Tag Archives: Biology

On Marrying Young

Over the past 40 years, the median age of men and women getting married in the US has risen steeply.  Catholics, it seems, are no different in this regard.  A Pew Research Center study in 2014 found that only 14% of Catholics between the ages of 18-29 were married.  Marrying at a much later age has become the “new normal”.  Statistics are helpful, but they do not answer the most important question as to whether this is a good thing or not.  The answer, not surprisingly, is a resounding “No”.

To see why this question is answered in the negative, we must first make the distinction between what is normal and what is natural.  Normality expresses to what degree a man conforms to a cultural norm.  These norms are always relative to the culture in which they are established.  In the best of all possible worlds, they are also relative to what is natural.  It is when the natural and the normal coincide that the behavior in question leads to true flourishing and happiness (in the fullest sense).  While it may be normal to get married older, it is questionable whether it conforms to what is natural.

A Natural Time to Get Married?

Marriage in itself is natural for the human person, but the question is whether the nature of marriage itself demands that the spouses wait until they are older to marry.  To address this question we must first ask how we determine what is natural.

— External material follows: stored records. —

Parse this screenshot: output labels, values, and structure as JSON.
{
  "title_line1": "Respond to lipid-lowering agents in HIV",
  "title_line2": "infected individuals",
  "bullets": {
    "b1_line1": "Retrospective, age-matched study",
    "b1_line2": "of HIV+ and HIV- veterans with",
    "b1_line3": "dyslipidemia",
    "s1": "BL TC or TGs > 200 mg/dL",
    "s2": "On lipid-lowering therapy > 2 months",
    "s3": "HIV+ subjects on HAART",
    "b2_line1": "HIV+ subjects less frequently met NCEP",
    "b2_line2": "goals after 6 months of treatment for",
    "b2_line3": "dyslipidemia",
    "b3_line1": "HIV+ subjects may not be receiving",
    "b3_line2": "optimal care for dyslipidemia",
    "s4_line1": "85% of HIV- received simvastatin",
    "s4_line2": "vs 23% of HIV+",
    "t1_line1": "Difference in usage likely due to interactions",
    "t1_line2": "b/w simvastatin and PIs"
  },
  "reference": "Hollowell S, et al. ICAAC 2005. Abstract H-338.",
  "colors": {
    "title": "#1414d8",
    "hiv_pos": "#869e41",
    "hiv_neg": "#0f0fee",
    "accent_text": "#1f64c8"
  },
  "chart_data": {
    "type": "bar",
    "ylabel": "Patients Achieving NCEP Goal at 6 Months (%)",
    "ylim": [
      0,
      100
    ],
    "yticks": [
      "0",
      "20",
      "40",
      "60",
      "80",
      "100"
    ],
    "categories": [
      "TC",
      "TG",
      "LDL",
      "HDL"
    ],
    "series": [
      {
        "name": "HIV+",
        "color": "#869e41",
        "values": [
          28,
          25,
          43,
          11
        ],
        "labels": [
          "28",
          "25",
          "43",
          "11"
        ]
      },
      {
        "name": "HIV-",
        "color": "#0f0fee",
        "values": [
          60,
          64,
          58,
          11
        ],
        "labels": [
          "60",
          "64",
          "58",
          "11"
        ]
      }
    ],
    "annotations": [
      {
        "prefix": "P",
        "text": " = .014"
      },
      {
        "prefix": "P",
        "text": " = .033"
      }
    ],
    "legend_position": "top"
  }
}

One way that we can do this is by looking at the biological reality of the human body.  What I mean by this can be best illustrated by an example.  We know that, despite being deeply immersed in a Freudian-Kinseyan paradigm, children are not sexual beings.  If they were, then they would develop sexual capacities before the normal age of puberty (12-16).  This is why, as I have written previously, something like Drag Queen Story Hour is an abuse of childhood

While we might readily admit that biology reveals the grievous nature of sexualizing children, we tend to make a the same error when it comes to marriage and sexual development.  Is it reasonable to think that God made men and women sexually mature by their late teens and early 20s only to have them enter a holding pattern for up to a decade?  Perhaps you could say yes, except for the fact that they also experience their strongest libido at the same time. 

Sexual desire is the strongest desire we experience because it is meant to fuel the courage to make the necessary gift of self necessary for marriage and family life.  It is at its strongest at such an early age because it is meant to propel the man and woman out from their parents so as to become parents themselves.  The problem is that we now tell young adults that, despite the fact that they experience strong sexual desire, they are too young for marriage.  There is the obvious disconnect then between God’s design and lived reality.    

With these considerations in mind, it becomes clear that there is something contra-natural about waiting so long to get married.  As mentioned, marriage in and of itself at any age is natural so we cannot say it is against nature.  It does however tend towards being contrary to the nature of marriage itself, especially because it is the foundation of the Family.  Rather than making it possible to be “fruitful and multiply” it contributes to what would more accurately be called the modern “fruitful and maintain” paradigm.  Again to be clear, I am not saying there is anything wrong with waiting to marry in individual cases, but in the general trend and attitude towards the later marriages.

Marriage as a Life Accesory

Once we are able to grasp that younger marriages conform with God’s design for marriage, we can begin to ask why many people fail to see this.  To say that “Marriage is natural” means that it is one of the things that fulfills our nature (i.e. become virtuous).  This fulfillment comes not just because we biologically passed on our genes, but because Marriage and the Family are foundational for our moral growth.  The Family is a school of virtue, not just for children, but for the man and woman as both husband and wife and then father and mother. 

Our culture, on the other hand, treats marriage as if it is merely an add-on.  The professional has taken precedence over the personal.  Marriage is not even considered until a certain level of professional success is achieved.  The person trains himself to link fulfilment with professional achievement.  They also become very set in their ways and their capacity for self-giving in marriage and family is diminished.  We should expect the age to continue to increase unless a fundamental shift in attitude occurs.  The longer the person waits, the less they are “ready” for marriage. 

This putting of the occupational cart before the conjugal horse fails to acknowledge that, as Pope St. John Paul II pointed out, the communion of persons in marriage is a fundamental human good upon which all human goods are built (Veritatis Splendor 14).  To add it into an already settled life is to risk disintegration because the true accessories have been placed before the essential.  Professional decisions are for the sake of supporting a family.  Rather than seeing education and careers as means to supporting a spouse and family, they have become competitors.  The attitude is “once I go to school and get a job, then I will think about marriage” rather than “I am choosing to be trained in this profession because it will allow me to take care of my family.”  And this attitude is encouraged even by well-meaning Catholics.